Shetland is an archipelago located about 170 km north of mainland Scotland, 80 km northeast of Orkney, and 220 km west of Norway. It forms the northernmost region of the United Kingdom, lying between the Atlantic Ocean to the west and the North Sea to the east.
How did Shetland become part of Scotland?
In 1468-69, King Christian I of Denmark and Norway pledged Shetland as security for his daughter Margaret's unpaid dowry upon her marriage to James III of Scotland. The money was never paid, and in 1472 the Scottish Parliament passed an act of annexation asserting Scottish control. Scotland rejected all subsequent Danish-Norwegian attempts to reclaim the islands.
What is the Up Helly Aa festival in Shetland?
Up Helly Aa is a fire festival held annually in Shetland, with the Lerwick celebration taking place on the last Tuesday of January. In its present organised form it is just over a hundred years old. Participants dress as Vikings and burn a replica longship, celebrating the islands' Norse heritage.
What was the Shetland Bus in World War II?
The Shetland Bus was a covert Norwegian naval operation established by the Special Operations Executive in the autumn of 1940, based first at Lunna and later in Scalloway. About 30 fishing vessels made over 200 crossings of the North Sea, carrying agents, resistance instructors, and supplies into occupied Norway. Leif Larsen, the most highly decorated allied naval officer of the war, made 52 of those crossings.
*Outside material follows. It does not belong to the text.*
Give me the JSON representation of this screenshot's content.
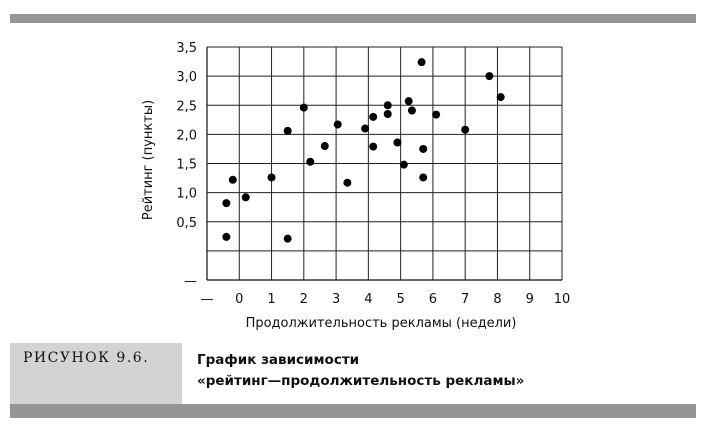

What is the Shetland pony and where does it come from?
The Shetland pony is a diminutive breed native to the Shetland Islands. The first written record of the pony appears in 1603 in the Court Books of Shetland. Despite its small size, it is considered the strongest of all horse breeds.
What language is spoken in Shetland?
Shetland's historic language was Norn, a form of Old Norse that was spoken in the islands until the 18th century. It was gradually replaced by the Shetland dialect of Scots, known as Shetlandic. In the 2022 Scottish Census, 41 per cent of residents aged three and over considered themselves able to speak or read Scots.